Ms. Huth has said that she changed the timeline of her account in part because she only recently realized, as a result of documents put forward by Mr. Cosby, that the filming of the movie “Let’s Do It Again,” where she says they met, took place later than she had recalled.

The trial is expected that it will last two weeks. Ms. Huth is seeking damages from Mr. Cosby and is expected along with the friend who accompanied them to the Playboy Mansion to testify. Mr. Cosby has invoked the Fifth Amendment privilege against self incrimination and will not testify. Wyatt confirmed that he would not be present at the trial.

Ms. Huth requested a bench trial during pretrial hearings. However, the trial will be before a 12-person jury with at least 9 votes required for conviction.

Mr. Cosby settled the $3.4 million civil case Ms. Constand brought against his in 2006. The other civil cases were settled for undisclosed terms by the insurance carried on Mr.
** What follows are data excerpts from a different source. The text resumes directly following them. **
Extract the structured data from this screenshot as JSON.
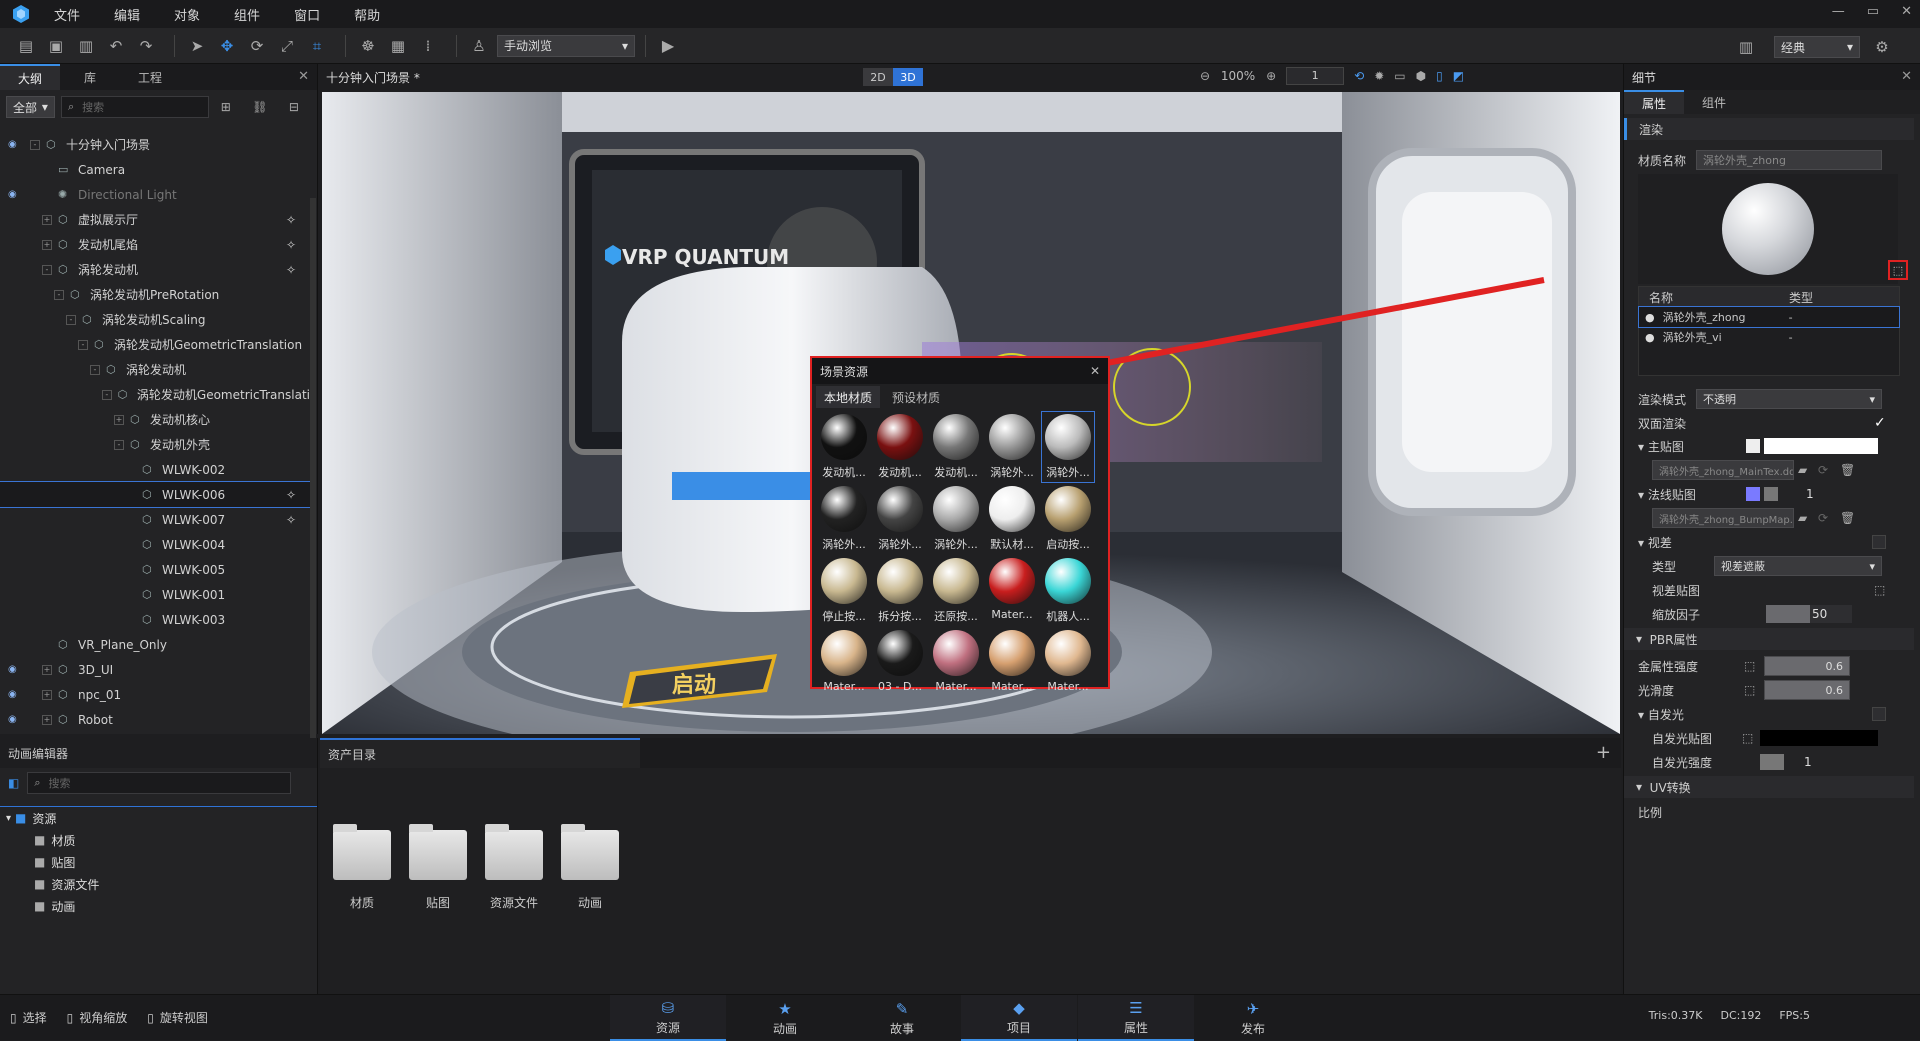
{
  "menu": [
    "文件",
    "编辑",
    "对象",
    "组件",
    "窗口",
    "帮助"
  ],
  "window_controls": [
    "—",
    "▭",
    "✕"
  ],
  "toolbar": {
    "view_mode": "手动浏览",
    "layout": "经典"
  },
  "left_panel": {
    "tabs": [
      "大纲",
      "库",
      "工程"
    ],
    "filter": "全部",
    "search_placeholder": "搜索",
    "tree": [
      {
        "label": "十分钟入门场景",
        "indent": 0,
        "eye": true,
        "exp": "-",
        "icon": "node"
      },
      {
        "label": "Camera",
        "indent": 1,
        "icon": "camera"
      },
      {
        "label": "Directional Light",
        "indent": 1,
        "icon": "light",
        "dim": true,
        "eye": true
      },
      {
        "label": "虚拟展示厅",
        "indent": 1,
        "exp": "+",
        "icon": "node",
        "ricon": true
      },
      {
        "label": "发动机尾焰",
        "indent": 1,
        "exp": "+",
        "icon": "node",
        "ricon": true
      },
      {
        "label": "涡轮发动机",
        "indent": 1,
        "exp": "-",
        "icon": "node",
        "ricon": true
      },
      {
        "label": "涡轮发动机PreRotation",
        "indent": 2,
        "exp": "-",
        "icon": "node"
      },
      {
        "label": "涡轮发动机Scaling",
        "indent": 3,
        "exp": "-",
        "icon": "node"
      },
      {
        "label": "涡轮发动机GeometricTranslation",
        "indent": 4,
        "exp": "-",
        "icon": "node"
      },
      {
        "label": "涡轮发动机",
        "indent": 5,
        "exp": "-",
        "icon": "node"
      },
      {
        "label": "涡轮发动机GeometricTranslati",
        "indent": 6,
        "exp": "-",
        "icon": "node"
      },
      {
        "label": "发动机核心",
        "indent": 7,
        "exp": "+",
        "icon": "node"
      },
      {
        "label": "发动机外壳",
        "indent": 7,
        "exp": "-",
        "icon": "node"
      },
      {
        "label": "WLWK-002",
        "indent": 8,
        "icon": "mesh"
      },
      {
        "label": "WLWK-006",
        "indent": 8,
        "icon": "mesh",
        "sel": true,
        "ricon": true
      },
      {
        "label": "WLWK-007",
        "indent": 8,
        "icon": "mesh",
        "ricon": true
      },
      {
        "label": "WLWK-004",
        "indent": 8,
        "icon": "mesh"
      },
      {
        "label": "WLWK-005",
        "indent": 8,
        "icon": "mesh"
      },
      {
        "label": "WLWK-001",
        "indent": 8,
        "icon": "mesh"
      },
      {
        "label": "WLWK-003",
        "indent": 8,
        "icon": "mesh"
      },
      {
        "label": "VR_Plane_Only",
        "indent": 1,
        "icon": "node"
      },
      {
        "label": "3D_UI",
        "indent": 1,
        "exp": "+",
        "icon": "node",
        "eye": true
      },
      {
        "label": "npc_01",
        "indent": 1,
        "exp": "+",
        "icon": "node",
        "eye": true
      },
      {
        "label": "Robot",
        "indent": 1,
        "exp": "+",
        "icon": "node",
        "eye": true
      }
    ]
  },
  "viewport": {
    "title": "十分钟入门场景 *",
    "mode_2d": "2D",
    "mode_3d": "3D",
    "zoom": "100%",
    "frame": "1",
    "screen_text": "VRP QUANTUM",
    "button_text": "启动"
  },
  "popup": {
    "title": "场景资源",
    "tabs": [
      "本地材质",
      "预设材质"
    ],
    "materials": [
      {
        "label": "发动机...",
        "color": "#111"
      },
      {
        "label": "发动机...",
        "color": "#7a1010"
      },
      {
        "label": "发动机...",
        "color": "#777"
      },
      {
        "label": "涡轮外...",
        "color": "#999"
      },
      {
        "label": "涡轮外...",
        "color": "#bbb",
        "sel": true
      },
      {
        "label": "涡轮外...",
        "color": "#222"
      },
      {
        "label": "涡轮外...",
        "color": "#444"
      },
      {
        "label": "涡轮外...",
        "color": "#aaa"
      },
      {
        "label": "默认材...",
        "color": "#eee"
      },
      {
        "label": "启动按...",
        "color": "#b8a070"
      },
      {
        "label": "停止按...",
        "color": "#c8b890"
      },
      {
        "label": "拆分按...",
        "color": "#c8b890"
      },
      {
        "label": "还原按...",
        "color": "#c8b890"
      },
      {
        "label": "Mater...",
        "color": "#c81e1e"
      },
      {
        "label": "机器人...",
        "color": "#3ad6d6"
      },
      {
        "label": "Mater...",
        "color": "#d8b48a"
      },
      {
        "label": "03 - D...",
        "color": "#1a1a1a"
      },
      {
        "label": "Mater...",
        "color": "#c07080"
      },
      {
        "label": "Mater...",
        "color": "#d6a070"
      },
      {
        "label": "Mater...",
        "color": "#e0b890"
      }
    ]
  },
  "right_panel": {
    "title": "细节",
    "tabs": [
      "属性",
      "组件"
    ],
    "render_section": "渲染",
    "material_name_label": "材质名称",
    "material_name_value": "涡轮外壳_zhong",
    "table_headers": [
      "名称",
      "类型"
    ],
    "materials": [
      {
        "name": "涡轮外壳_zhong",
        "type": "-"
      },
      {
        "name": "涡轮外壳_vi",
        "type": "-"
      }
    ],
    "render_mode_label": "渲染模式",
    "render_mode_value": "不透明",
    "double_sided_label": "双面渲染",
    "main_tex_label": "主贴图",
    "main_tex_value": "涡轮外壳_zhong_MainTex.dds",
    "normal_label": "法线贴图",
    "normal_value": "1",
    "normal_tex_value": "涡轮外壳_zhong_BumpMap.d",
    "parallax_label": "视差",
    "type_label": "类型",
    "type_value": "视差遮蔽",
    "parallax_tex_label": "视差贴图",
    "scale_label": "缩放因子",
    "scale_value": "50",
    "pbr_section": "PBR属性",
    "metal_label": "金属性强度",
    "metal_value": "0.6",
    "smooth_label": "光滑度",
    "smooth_value": "0.6",
    "emissive_label": "自发光",
    "emissive_tex_label": "自发光贴图",
    "emissive_intensity_label": "自发光强度",
    "emissive_intensity_value": "1",
    "uv_section": "UV转换",
    "ratio_label": "比例"
  },
  "bottom": {
    "anim_editor": "动画编辑器",
    "asset_dir": "资产目录",
    "search_placeholder": "搜索",
    "tree_root": "资源",
    "tree_items": [
      "材质",
      "贴图",
      "资源文件",
      "动画"
    ],
    "folders": [
      "材质",
      "贴图",
      "资源文件",
      "动画"
    ]
  },
  "status": {
    "modes": [
      "选择",
      "视角缩放",
      "旋转视图"
    ],
    "nav": [
      {
        "label": "资源",
        "icon": "⛁"
      },
      {
        "label": "动画",
        "icon": "★"
      },
      {
        "label": "故事",
        "icon": "✎"
      },
      {
        "label": "项目",
        "icon": "◆"
      },
      {
        "label": "属性",
        "icon": "☰"
      },
      {
        "label": "发布",
        "icon": "✈"
      }
    ],
    "tris": "Tris:0.37K",
    "dc": "DC:192",
    "fps": "FPS:5"
  },
  "colors": {
    "accent": "#3a8ee6",
    "highlight": "#e02222"
  }
}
Cosby’s home policy, which provided “personal injury” coverage in a range of circumstances, including lawsuits that accused the policy holder of defamation.

Lili Bernard, an actor/visual artist who claimed that Mr. Cosby drugged and sexually assaulted her in Atlantic City, in 1990, when she had been 26 years old, filed the second civil case against him. The suit was filed by Lili Bernard, an actor and visual artist who claimed that Mr. Cosby drugged and sexually assaulted her in Atlantic City in 1990. This case is still in its infancy. New Jersey changed its laws regarding the statute of limitations in sexual assault cases in 2019. They extended the time limit for filing suits, and created a special window of two years for people to bring cases, regardless of when the alleged assaults occurred.